俯き表情が暗くなる剣崎。不安だっただろう。誰も知らない世界に放り出され、一緒に来たはずの人ともはぐれ、いつ会えるかもわからない中、戦い続けた。歌い続けた。それも、たった一人で。

 

「よーし、それならすることは決まったね」

「えっ?」

 

腰に手を当て立つ相田。その表情からは何やら自信があふれていた。その様子に剣崎は戸惑ったようだ。

 

「みんなで王女様を探せばいいんだよ」

「マナ?」

「わたくしたちは王女様を見たこともないのですよ」

 

相田の発言に二人は少し難しそうな表情を浮かべた。全く知らない相手を探すのはやはり難しいだろうし、今俺たちの世界でも起きる戦いがある。あまり余裕はないかもしれないだが、

 

「いや、妥当だな」

「八幡さん?」

「急にどうしたのよ、八幡君まで」

「あいつらジコチューに初めて会った時、あいつらも王女様を探していた。多分、見つかると何か不都合があるんだろう」

「えぇ。王女様を取り戻せたら、きっと奴を完全に封印できるわ」

「そうと決まれば、みんなで頑張ろう!一人より二人、二人より五人!」

「あ、ナチュラルに俺もその数に入ってるんですね」

「当たり前でしょ、何を今更」

「みんなで力を合わせましょう」

 

先ほどまでの暗い雰囲気から一転したこの空気に剣崎は驚き、小さな笑みを浮かべた。

 

「宮殿に行きましょう。

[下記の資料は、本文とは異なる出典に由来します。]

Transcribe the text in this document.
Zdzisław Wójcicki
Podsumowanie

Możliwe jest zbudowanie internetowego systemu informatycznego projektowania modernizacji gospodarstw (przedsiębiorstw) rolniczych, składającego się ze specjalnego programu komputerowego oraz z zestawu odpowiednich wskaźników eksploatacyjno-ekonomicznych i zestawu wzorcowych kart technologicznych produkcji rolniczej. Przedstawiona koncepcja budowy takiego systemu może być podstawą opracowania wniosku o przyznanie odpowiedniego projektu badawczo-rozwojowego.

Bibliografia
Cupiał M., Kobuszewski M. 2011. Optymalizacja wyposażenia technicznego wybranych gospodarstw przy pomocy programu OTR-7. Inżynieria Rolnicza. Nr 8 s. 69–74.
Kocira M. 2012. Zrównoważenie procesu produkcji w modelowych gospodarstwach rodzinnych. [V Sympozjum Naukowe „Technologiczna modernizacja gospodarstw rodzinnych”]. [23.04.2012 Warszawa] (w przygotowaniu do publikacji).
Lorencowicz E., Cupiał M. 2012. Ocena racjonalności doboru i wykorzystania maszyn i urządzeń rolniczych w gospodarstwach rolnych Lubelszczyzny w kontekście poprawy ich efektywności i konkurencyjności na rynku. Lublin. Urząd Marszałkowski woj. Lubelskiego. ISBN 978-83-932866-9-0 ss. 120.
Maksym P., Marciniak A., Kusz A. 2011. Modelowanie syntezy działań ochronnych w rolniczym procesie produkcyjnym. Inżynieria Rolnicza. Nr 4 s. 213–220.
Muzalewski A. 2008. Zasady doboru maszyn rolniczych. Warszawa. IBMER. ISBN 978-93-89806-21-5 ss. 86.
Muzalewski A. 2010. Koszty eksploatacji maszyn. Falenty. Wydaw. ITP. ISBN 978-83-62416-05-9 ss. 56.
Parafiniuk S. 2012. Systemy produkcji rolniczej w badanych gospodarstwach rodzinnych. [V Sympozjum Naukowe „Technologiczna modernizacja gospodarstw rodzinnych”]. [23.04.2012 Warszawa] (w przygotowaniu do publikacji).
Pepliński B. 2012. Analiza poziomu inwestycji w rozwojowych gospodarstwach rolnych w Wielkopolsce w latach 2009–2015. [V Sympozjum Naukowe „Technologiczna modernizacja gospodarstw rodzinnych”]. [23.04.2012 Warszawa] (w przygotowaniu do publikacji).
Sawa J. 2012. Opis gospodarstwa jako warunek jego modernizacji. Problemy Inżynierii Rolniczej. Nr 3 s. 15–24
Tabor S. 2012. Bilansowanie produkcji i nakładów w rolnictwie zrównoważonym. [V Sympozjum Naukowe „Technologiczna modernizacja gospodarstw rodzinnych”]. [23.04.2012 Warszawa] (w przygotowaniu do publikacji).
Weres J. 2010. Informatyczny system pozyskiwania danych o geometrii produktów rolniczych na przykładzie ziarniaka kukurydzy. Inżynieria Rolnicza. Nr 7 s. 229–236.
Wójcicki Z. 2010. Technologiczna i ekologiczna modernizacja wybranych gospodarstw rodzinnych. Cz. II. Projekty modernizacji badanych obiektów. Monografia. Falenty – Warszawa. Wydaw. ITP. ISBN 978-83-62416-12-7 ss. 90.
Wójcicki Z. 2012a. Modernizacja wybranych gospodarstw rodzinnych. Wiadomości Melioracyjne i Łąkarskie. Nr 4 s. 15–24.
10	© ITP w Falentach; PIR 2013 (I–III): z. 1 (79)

そこの鏡からなら戻れるはずよ」

「あの妖精たちもいてくれればいいんだが」

「大丈夫!なんとかなるよ」

 

自信満々の相田に押し切られるように、俺たちは宮殿を目指して歩き出した。途中ジコチューに遭遇しそうになったり、橋から落ちそうになったりと割と生命の危機にも直面したが乗り切った。というかこの四人、運動神経おかしいだろ。なんで運動そこそこ苦手と公言してる菱川まであの中央が崩れた橋飛び越えられるんだよ。